Disclaimer: Opinion, etc.
The sad thing is the main counterargument to the Shep has disproven the catalyst's argument is that the catalyst has been around for much longer than Shepard and therefore should be taken at face value, given his/its relative all-knowing status over hundreds/thousands of cycles, while we as the player have only experienced one.
It's the ultimate example of "show, not tell" that Bioware (if that was indeed what they intended by not allowing the argument) got wrong. They either give solutions that aren't given any real level of thought into their consequences or feasibility beyond the "end the reaper threat" such as synthesis, give solutions that we have fought against all i.e. control, or are forced, arbitrarily in my opinion, to destroy a potential race of friends the geth to prevent a lot of people from saying those all suck except for destroy.
And either way, no matter what, Shepard dies and the relays blow up, and your ship mysteriously gets damaged and then stranded on a jungle world.
And if Shepard doesn't die in the destroy ending, as is hinted with a high enough EMS to somehow make the crucible 'better able to distinguish reaper tech' (that's the main theory I've seen), it invalidates the other two options as valued choices, since you can do the same thing, save the galaxy and the characters you care about, but have the added bonus of having Shepard live.
It's like the ME2 suicide mission. Once the best option becomes available, a lot of people will strive for that perfect ending. That ceases to become choice-based role-playing to a lot of people.
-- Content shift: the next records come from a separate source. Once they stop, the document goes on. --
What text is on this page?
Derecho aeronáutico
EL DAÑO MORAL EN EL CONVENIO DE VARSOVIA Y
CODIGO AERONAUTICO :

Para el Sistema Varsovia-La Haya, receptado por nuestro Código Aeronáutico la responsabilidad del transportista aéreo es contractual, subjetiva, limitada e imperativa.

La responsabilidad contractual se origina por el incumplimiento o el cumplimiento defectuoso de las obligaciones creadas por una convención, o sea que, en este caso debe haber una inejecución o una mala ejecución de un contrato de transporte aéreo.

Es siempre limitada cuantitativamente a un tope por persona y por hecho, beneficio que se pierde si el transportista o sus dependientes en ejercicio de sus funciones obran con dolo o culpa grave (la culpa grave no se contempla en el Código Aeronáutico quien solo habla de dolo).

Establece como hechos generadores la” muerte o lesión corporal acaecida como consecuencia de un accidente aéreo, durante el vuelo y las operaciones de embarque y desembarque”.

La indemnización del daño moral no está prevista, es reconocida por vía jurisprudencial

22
Why strive for a shitty choice/ending when a better one is available, especially when it's available from both a Paragon and Renegade perspective.
Synthesis is given to us as a solve-everything magically scenario, and Control, what we've been fighting TIM on, provides no tangible benefit over Destroy, at least in terms of the universe other then MAYBE rebuilding the relays faster using reaper tech and the geth not dying, though Bioware has hinted that with a high EMS, the geth won't necessarily be destroyed either, further invalidating control as a serious choice.
Unless Synthesis or Control are given tangible differentiated rewards from destroy (which I doubt we'll really see, since Bioware is holding to their "your ending is based on how you imagine it") I can't see many people picking things other than destroy at the end of the Extended Cut from a role-playing perspective. To see what happens maybe, but with a choice-based RPG system, the player generally wants to be the hero who saves the day, rides into the sunset, etc.
edit: tried to clear up some majority/everyone generalizations. It's late and I need sleep.